Jacobi, 32, of Aurora was found strangled to death Saturday in her home. Loera, 35, also of Aurora, is being held on $5 million bail, charged with her murder.
Prosecutors said the couple had a troubled relationship and Loera had a history of abusing Jacobi. But she did agree to the loosening of the no-contact order, court records show.
Vickie Smith, executive director of the Illinois Coalition Against Domestic Violence, said victims like Jacobi often are in a constant state of survival and seeking safety.
"It sounds like he was determined that he was going to get back into her life one way or the other, and he was able to convince the right people to help him make it happen," Smith said. "If I'm that victim, I may be thinking he'll get off my back if I appease him and just give him this. If he's not mad about this, he'll leave me alone."
Jacobi took out an order of protection against Loera in February 2013, alleging he had choked her into unconsciousness as she begged him to not kill her "because her children needed their mother," Assistant State's Attorney Tim Diamond said during Loera's bond hearing earlier this week.
Prosecutors said Loera's ex-wife also took out an order of protection against him in 2008 after he was accused of domestic battery.
In June 2013, Loera was charged with domestic battery against Jacobi and, in a related incident, was accused of using a rock to damage the car of a man visiting Jacobi.
Court documents show Loera pleaded guilty to the domestic battery on Aug. 29, 2013, and was sentenced Jan. 2 to one year of probation. Along with being prohibited from owning a dangerous weapon, abusing illicit drugs and a litany of other instructions, Loera was instructed to "have no contact, directly or indirectly, with Heather Jacobi."
Despite the order, authorities said, Jacobi and Loera continued to see each other, even posting photos of them together on her Facebook page.
Court documents filed March 25 also show that Jacobi contacted Loera's probation officer in support of amending the no-contact order to allow Loera to legally see her, records show.
At 8:57 a.m. Friday, despite prosecutors' objections, Judge Robert Miller lifted the restriction.
Jacobi's body was found at 7:30 a.m. Saturday after she failed to show up for her job as a registered nurse in the DuPage County jail.
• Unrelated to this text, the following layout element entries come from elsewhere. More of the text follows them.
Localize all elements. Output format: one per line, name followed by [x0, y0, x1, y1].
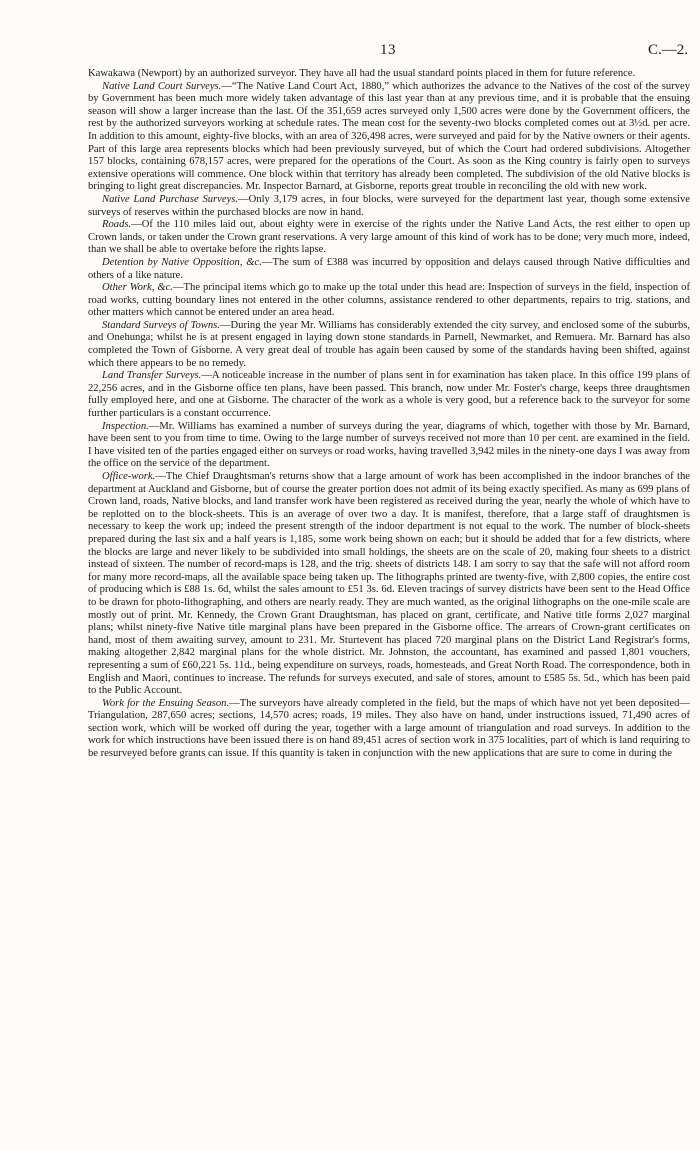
paragraph-text: —Mr. Williams has examined a number of surveys during the year, diagrams of which, together with those by Mr. Barnard, have been sent to you from time to time. Owing to the large number of surveys received not more than 10 per cent. are examined in the field. I have visited ten of the parties engaged either on surveys or road works, having travelled 3,942 miles in the ninety-one days I was away from the office on the service of the department. — [88, 420, 690, 470]
paragraph-text: —The Chief Draughtsman's returns show that a large amount of work has been accomplished in the indoor branches of the department at Auckland and Gisborne, but of course the greater portion does not admit of its being exactly specified. As many as 699 plans of Crown land, roads, Native blocks, and land transfer work have been registered as received during the year, nearly the whole of which have to be replotted on to the block-sheets. This is an average of over two a day. It is manifest, therefore, that a large staff of draughtsmen is necessary to keep the work up; indeed the present strength of the indoor department is not equal to the work. The number of block-sheets prepared during the last six and a half years is 1,185, some work being shown on each; but it should be added that for a few districts, where the blocks are large and never likely to be subdivided into small holdings, the sheets are on the scale of 20, making four sheets to a district instead of sixteen. The number of record-maps is 128, and the trig. sheets of districts 148. I am sorry to say that the safe will not afford room for many more record-maps, all the available space being taken up. The lithographs printed are twenty-five, with 2,800 copies, the entire cost of producing which is £88 1s. 6d, whilst the sales amount to £51 3s. 6d. Eleven tracings of survey districts have been sent to the Head Office to be drawn for photo-lithographing, and others are nearly ready. They are much wanted, as the original lithographs on the one-mile scale are mostly out of print. Mr. Kennedy, the Crown Grant Draughtsman, has placed on grant, certificate, and Native title forms 2,027 marginal plans; whilst ninety-five Native title marginal plans have been prepared in the Gisborne office. The arrears of Crown-grant certificates on hand, most of them awaiting survey, amount to 231. Mr. Sturtevent has placed 720 marginal plans on the District Land Registrar's forms, making altogether 2,842 marginal plans for the whole district. Mr. Johnston, the accountant, has examined and passed 1,801 vouchers, representing a sum of £60,221 5s. 11d., being expenditure on surveys, roads, homesteads, and Great North Road. The correspondence, both in English and Maori, continues to increase. The refunds for surveys executed, and sale of stores, amount to £585 5s. 5d., which has been paid to the Public Account. — [88, 471, 690, 697]
paragraph-office-work — [88, 471, 690, 698]
paragraph-text: —During the year Mr. Williams has considerably extended the city survey, and enclosed some of the suburbs, and Onehunga; whilst he is at present engaged in laying down stone standards in Parnell, Newmarket, and Remuera. Mr. Barnard has also completed the Town of Gisborne. A very great deal of trouble has again been caused by some of the standards having been shifted, against which there appears to be no remedy. — [88, 319, 691, 369]
paragraph-land-transfer-surveys — [88, 370, 690, 420]
paragraph-native-land-court-surveys — [88, 81, 690, 194]
page-header — [88, 42, 688, 60]
paragraph-text: —A noticeable increase in the number of plans sent in for examination has taken place. In this office 199 plans of 22,256 acres, and in the Gisborne office ten plans, have been passed. This branch, now under Mr. Foster's charge, keeps three draughtsmen fully employed here, and one at Gisborne. The character of the work as a whole is very good, but a reference back to the surveyor for some further particulars is a constant occurrence. — [88, 370, 690, 420]
paragraph-work-for-ensuing-season — [88, 698, 690, 761]
paragraph-heading: Native Land Court Surveys. — [102, 80, 222, 92]
document-reference: C.—2. — [647, 42, 688, 58]
page-number: 13 — [380, 42, 396, 58]
paragraph-text: —“The Native Land Court Act, 1880,” which authorizes the advance to the Natives of the cost of the survey by Government has been much more widely taken advantage of this last year than at any previous time, and it is probable that the ensuing season will show a larger increase than the last. Of the 351,659 acres surveyed only 1,500 acres were done by the Government officers, the rest by the authorized surveyors working at schedule rates. The mean cost for the seventy-two blocks completed comes out at 3½d. per acre. In addition to this amount, eighty-five blocks, with an area of 326,498 acres, were surveyed and paid for by the Native owners or their agents. Part of this large area represents blocks which had been previously surveyed, but of which the Court had ordered subdivisions. Altogether 157 blocks, containing 678,157 acres, were prepared for the operations of the Court. As soon as the King country is fairly open to surveys extensive operations will commence. One block within that territory has already been completed. The subdivision of the old Native blocks is bringing to light great discrepancies. Mr. Inspector Barnard, at Gisborne, reports great trouble in reconciling the old with new work. — [88, 80, 690, 193]
paragraph-heading: Roads. — [102, 219, 132, 231]
paragraph-heading: Other Work, &c. — [102, 282, 173, 294]
paragraph-text: —The surveyors have already completed in the field, but the maps of which have not yet been deposited—Triangulation, 287,650 acres; sections, 14,570 acres; roads, 19 miles. They also have on hand, under instructions issued, 71,490 acres of section work, which will be worked off during the year, together with a large amount of triangulation and road surveys. In addition to the work for which instructions have been issued there is on hand 89,451 acres of section work in 375 localities, part of which is land requiring to be resurveyed before grants can issue. If this quantity is taken in conjunction with the new applications that are sure to come in during the — [88, 697, 690, 760]
paragraph-detention-by-native-opposition — [88, 257, 690, 282]
paragraph-native-land-purchase-surveys — [88, 194, 690, 219]
paragraph-text: —Only 3,179 acres, in four blocks, were surveyed for the department last year, though some extensive surveys of reserves within the purchased blocks are now in hand. — [88, 193, 690, 218]
paragraph-inspection — [88, 421, 690, 471]
paragraph-text: —Of the 110 miles laid out, about eighty were in exercise of the rights under the Native Land Acts, the rest either to open up Crown lands, or taken under the Crown grant reservations. A very large amount of this kind of work has to be done; very much more, indeed, than we shall be able to overtake before the rights lapse. — [88, 219, 690, 256]
paragraph-heading: Detention by Native Opposition, &c. — [102, 256, 262, 268]
report-body — [88, 68, 690, 761]
paragraph-continuation — [88, 68, 690, 81]
paragraph-standard-surveys-of-towns — [88, 320, 690, 370]
paragraph-heading: Land Transfer Surveys. — [102, 370, 202, 382]
paragraph-heading: Native Land Purchase Surveys. — [102, 193, 239, 205]
paragraph-heading: Inspection. — [102, 420, 149, 432]
paragraph-heading: Standard Surveys of Towns. — [102, 319, 220, 331]
paragraph-text: —The sum of £388 was incurred by opposition and delays caused through Native difficulties and others of a like nature. — [88, 256, 690, 281]
paragraph-other-work — [88, 282, 690, 320]
paragraph-text: —The principal items which go to make up the total under this head are: Inspection of surveys in the field, inspection of road works, cutting boundary lines not entered in the other columns, assistance rendered to other departments, repairs to trig. stations, and other matters which cannot be entered under an area head. — [88, 282, 691, 319]
paragraph-roads — [88, 219, 690, 257]
paragraph-text: Kawakawa (Newport) by an authorized surveyor. They have all had the usual standard points placed in them for future reference. — [88, 68, 636, 79]
paragraph-heading: Work for the Ensuing Season. — [102, 697, 230, 709]
paragraph-heading: Office-work. — [102, 471, 156, 482]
Prosecutors said Loera told them he hit her in the head between one and 100 times before strangling her with her scarf. He used her nurse's stethoscope to ensure she was dead, they said.
Appearing in bond court earlier this week, Loera's face was covered with cuts and scratches -- from the struggle put up by Jacobi, prosecutors said. They said Loera stole pills from Jacobi before fleeing to his house. Once there, Loera took several pills and passed out in a suicide attempt.
State's attorney spokesman Paul Darrah said prosecutors will always object to any reduction of a sentence issued by a judge.
"It would take extraordinary circumstances for us not to object to the reduction of a sentence," Darrah said.
Loera's probation officer, Shauna Wolf, declined to comment on the case Wednesday.
Sadly, Smith said, cases like this are all too common. In the last fiscal year alone, 80 people were killed in 59 separate domestic violence cases in Illinois.
"Prevention needs to start at the preschool level, where we teach our young ones that no one person, despite the relationship, ever has power over another person. They need to learn that from the get go," Smith said. "We also need to build a better community system to allow us to identify high-risk abusers before we have another situation like this one."
Jacobi leaves behind three young children. Funeral services are scheduled for 11 a.m. Thursday at Anderson Memorial Chapel, 606 Townhall Dr., in Romeoville.